Health care has left the House

The current state of this country’s health care system is untenable and must be fixed. But that doesn’t mean that any fix is acceptable.

The bill passed by the U.S. House of Representatives late Saturday seems to fall into the category of “anything is better than nothing.”

Here’s why we see serious problems with that bill.

First, there is the tremendous cost of the legislation, pegged at $1.2 trillion over 10 years, although that figure may be reduced a few hundred billion dollars by some of the revenue-raising measures in the bill. The cost actually gets much worse after the first decade, because of accounting gimmicks used in the bill to keep the initial cost low.

This is something the United States can’t afford, either now as we struggle to fight our way out of a severe recession, or in coming decades when we will be confronted with pending demographic and economic train wrecks in both Social Security and Medicare.

Furthermore, even the numbers from the first 10 years are questionable. One way the bill manages to keep costs lower than they otherwise would be is by eliminating annual costs increases to doctors for Medicaid reimbursements — at least in the current bookkeeping. But Congress has regularly approved increases in Medicaid reimbursements for physicians and there is every expectation it will do so again, therefore driving the cost of this bill substantially higher.

On top of those direct costs to the U.S. Treasury, the legislation adds to the Medicaid costs of most states, which are already in extreme economic distress.

The surcharge on the wealthy that aims to reduce some of the overall costs of the House bill has already drawn the wrath of many people, including a number of Democratic politicians. That’s because it punishes those individuals successful enough to make more than $500,000 a year and discourages them from investing more of their money in job-creating enterprises. With unemployment now topping 10 percent, we should be doing everything we can to encourage job creation, not discourage it.

Then there is the issue of the so-called public option, a government-run insurance provider that would compete with private insurance. Under the bill passed by the House last weekend, the government plan may do more than compete with the private sector. It may create perverse incentives for businesses to drop private insurance. In many cases, it would be cheaper for businesses to eliminate health insurance for their workers altogether and pay the fines established in the bill, rather than continue to provide employee health insurances.

There’s more. In order to control costs, government oversight of the health care system will necessitate some limits on things like the use of MRIs or CAT scans, or decisions on when elective surgeries are appropriate. Will that result in European-style limits and delays in many medical procedures, as some critics contend, or will it simply result in a reasonable reduction in overused or unnecessary procedures?
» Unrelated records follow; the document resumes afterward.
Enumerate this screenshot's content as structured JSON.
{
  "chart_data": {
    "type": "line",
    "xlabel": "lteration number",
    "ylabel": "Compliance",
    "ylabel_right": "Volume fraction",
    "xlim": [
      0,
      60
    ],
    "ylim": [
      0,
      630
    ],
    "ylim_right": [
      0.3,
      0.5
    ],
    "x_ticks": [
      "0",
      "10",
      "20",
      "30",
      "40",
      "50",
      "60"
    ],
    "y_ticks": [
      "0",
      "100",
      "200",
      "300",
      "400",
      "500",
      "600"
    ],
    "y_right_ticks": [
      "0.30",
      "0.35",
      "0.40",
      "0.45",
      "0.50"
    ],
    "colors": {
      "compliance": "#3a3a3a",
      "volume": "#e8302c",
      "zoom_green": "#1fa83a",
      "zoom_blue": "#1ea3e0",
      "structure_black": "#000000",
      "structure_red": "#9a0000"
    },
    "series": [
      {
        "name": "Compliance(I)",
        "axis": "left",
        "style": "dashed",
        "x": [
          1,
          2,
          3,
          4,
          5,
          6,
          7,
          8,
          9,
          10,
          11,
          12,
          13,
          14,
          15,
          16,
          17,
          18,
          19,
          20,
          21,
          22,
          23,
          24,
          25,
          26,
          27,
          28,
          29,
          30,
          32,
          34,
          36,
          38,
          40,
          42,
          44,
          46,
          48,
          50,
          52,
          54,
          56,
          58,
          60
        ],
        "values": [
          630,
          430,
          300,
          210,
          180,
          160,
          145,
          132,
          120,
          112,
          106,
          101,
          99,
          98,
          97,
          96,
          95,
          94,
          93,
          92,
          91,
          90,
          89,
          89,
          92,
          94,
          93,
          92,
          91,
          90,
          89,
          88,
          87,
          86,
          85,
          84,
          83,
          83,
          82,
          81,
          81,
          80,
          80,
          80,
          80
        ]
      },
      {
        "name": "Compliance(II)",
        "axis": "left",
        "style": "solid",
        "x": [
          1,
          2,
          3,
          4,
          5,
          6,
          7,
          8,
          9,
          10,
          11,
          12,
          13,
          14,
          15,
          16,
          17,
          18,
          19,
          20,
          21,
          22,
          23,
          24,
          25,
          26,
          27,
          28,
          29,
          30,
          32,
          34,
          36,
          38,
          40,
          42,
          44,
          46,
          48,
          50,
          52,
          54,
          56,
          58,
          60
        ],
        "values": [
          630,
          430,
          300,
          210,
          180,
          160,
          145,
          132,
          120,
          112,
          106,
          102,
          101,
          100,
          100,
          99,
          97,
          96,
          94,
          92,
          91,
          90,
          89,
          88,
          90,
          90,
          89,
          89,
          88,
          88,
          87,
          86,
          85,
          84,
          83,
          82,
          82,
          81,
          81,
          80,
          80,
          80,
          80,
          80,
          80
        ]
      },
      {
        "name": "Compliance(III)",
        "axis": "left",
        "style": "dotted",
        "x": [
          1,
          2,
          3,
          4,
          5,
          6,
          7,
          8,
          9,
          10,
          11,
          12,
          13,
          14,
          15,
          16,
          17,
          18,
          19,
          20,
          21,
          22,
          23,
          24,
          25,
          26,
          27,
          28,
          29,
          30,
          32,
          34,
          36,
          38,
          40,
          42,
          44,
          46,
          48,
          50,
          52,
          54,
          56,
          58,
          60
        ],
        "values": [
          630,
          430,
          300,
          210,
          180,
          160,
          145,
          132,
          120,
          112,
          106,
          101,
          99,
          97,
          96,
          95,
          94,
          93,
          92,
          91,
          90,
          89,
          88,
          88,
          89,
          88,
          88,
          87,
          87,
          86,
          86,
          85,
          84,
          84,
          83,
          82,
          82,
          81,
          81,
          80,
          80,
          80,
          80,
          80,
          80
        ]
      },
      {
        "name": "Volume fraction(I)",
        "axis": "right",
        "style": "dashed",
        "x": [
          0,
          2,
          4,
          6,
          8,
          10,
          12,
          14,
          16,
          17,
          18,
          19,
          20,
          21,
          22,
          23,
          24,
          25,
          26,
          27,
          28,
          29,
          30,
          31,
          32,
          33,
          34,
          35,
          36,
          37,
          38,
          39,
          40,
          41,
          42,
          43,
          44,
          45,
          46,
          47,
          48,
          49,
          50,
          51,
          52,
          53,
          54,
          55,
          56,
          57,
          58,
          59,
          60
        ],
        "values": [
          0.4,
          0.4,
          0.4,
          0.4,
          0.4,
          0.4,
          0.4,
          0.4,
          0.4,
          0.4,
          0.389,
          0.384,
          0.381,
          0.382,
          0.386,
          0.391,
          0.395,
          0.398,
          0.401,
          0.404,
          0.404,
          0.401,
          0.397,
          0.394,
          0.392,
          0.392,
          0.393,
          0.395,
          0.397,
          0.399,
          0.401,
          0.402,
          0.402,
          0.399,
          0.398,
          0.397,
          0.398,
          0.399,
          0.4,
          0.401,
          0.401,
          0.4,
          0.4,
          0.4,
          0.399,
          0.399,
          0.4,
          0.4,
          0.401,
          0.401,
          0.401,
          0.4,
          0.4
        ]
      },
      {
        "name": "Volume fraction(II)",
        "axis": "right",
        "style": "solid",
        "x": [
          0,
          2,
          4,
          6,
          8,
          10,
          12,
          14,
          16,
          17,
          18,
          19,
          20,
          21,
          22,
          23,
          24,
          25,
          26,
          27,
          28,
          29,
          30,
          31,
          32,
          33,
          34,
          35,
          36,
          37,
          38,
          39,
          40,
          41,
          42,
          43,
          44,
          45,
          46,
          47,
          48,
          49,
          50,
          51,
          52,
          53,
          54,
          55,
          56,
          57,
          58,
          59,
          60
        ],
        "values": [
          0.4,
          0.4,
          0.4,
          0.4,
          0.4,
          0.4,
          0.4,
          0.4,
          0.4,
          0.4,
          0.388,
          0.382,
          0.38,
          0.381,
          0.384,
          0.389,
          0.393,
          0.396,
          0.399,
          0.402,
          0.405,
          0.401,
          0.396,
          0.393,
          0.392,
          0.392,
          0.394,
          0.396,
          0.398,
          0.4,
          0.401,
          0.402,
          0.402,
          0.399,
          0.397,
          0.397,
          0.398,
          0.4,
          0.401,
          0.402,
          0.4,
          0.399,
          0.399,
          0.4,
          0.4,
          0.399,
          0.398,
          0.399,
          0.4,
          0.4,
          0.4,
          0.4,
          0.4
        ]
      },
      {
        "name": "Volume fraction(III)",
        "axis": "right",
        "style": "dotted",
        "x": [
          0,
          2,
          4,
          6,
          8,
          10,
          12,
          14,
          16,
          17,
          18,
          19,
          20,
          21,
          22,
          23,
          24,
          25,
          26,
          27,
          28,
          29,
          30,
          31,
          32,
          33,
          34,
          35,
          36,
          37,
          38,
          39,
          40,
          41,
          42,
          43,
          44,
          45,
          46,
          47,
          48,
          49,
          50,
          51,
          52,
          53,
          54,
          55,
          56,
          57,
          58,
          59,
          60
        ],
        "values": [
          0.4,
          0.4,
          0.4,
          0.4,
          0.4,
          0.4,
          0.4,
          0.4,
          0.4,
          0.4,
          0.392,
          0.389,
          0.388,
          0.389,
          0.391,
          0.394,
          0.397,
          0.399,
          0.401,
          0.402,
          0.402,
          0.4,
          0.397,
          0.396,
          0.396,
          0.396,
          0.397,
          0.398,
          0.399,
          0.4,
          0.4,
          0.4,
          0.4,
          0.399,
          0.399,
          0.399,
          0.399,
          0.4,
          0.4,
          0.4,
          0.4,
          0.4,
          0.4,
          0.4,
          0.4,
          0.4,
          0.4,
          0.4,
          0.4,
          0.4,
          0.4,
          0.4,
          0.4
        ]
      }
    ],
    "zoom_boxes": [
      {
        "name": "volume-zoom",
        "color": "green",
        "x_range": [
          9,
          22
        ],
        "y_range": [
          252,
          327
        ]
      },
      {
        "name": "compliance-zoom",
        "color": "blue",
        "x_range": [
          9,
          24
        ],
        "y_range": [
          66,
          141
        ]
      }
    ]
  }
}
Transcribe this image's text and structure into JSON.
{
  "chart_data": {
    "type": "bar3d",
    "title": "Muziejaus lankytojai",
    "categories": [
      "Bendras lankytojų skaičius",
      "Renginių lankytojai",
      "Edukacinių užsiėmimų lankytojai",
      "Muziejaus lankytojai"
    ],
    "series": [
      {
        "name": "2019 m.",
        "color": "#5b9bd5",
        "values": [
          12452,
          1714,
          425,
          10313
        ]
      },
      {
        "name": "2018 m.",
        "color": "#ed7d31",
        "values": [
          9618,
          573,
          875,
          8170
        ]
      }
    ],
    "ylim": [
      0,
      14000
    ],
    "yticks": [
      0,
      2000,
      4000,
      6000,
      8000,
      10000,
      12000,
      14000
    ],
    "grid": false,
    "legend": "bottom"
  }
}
The House bill isn’t without merit. It would ensure coverage to 96 percent of Americans, nearly eliminating the rolls of millions of Americans who currently have no insurance. And it recognizes that to make this happen, people cannot be allowed to voluntarily opt out of insurance. If they do so, under the bill, they would be subject to a fine. Also, it ensures people aren’t denied or dropped from health insurance because of existing conditions.

But the cost and the public option promise to be major impediments to the Senate passing a similar bill. There have already been declarations that the House bill is dead on arrival in the Senate.

If that is the case, it may yet be possible to fashion a health care reform bill that really addresses the most pressing of our health care problems with sensible cost controls and without threatening to drive private insurance firms out of business.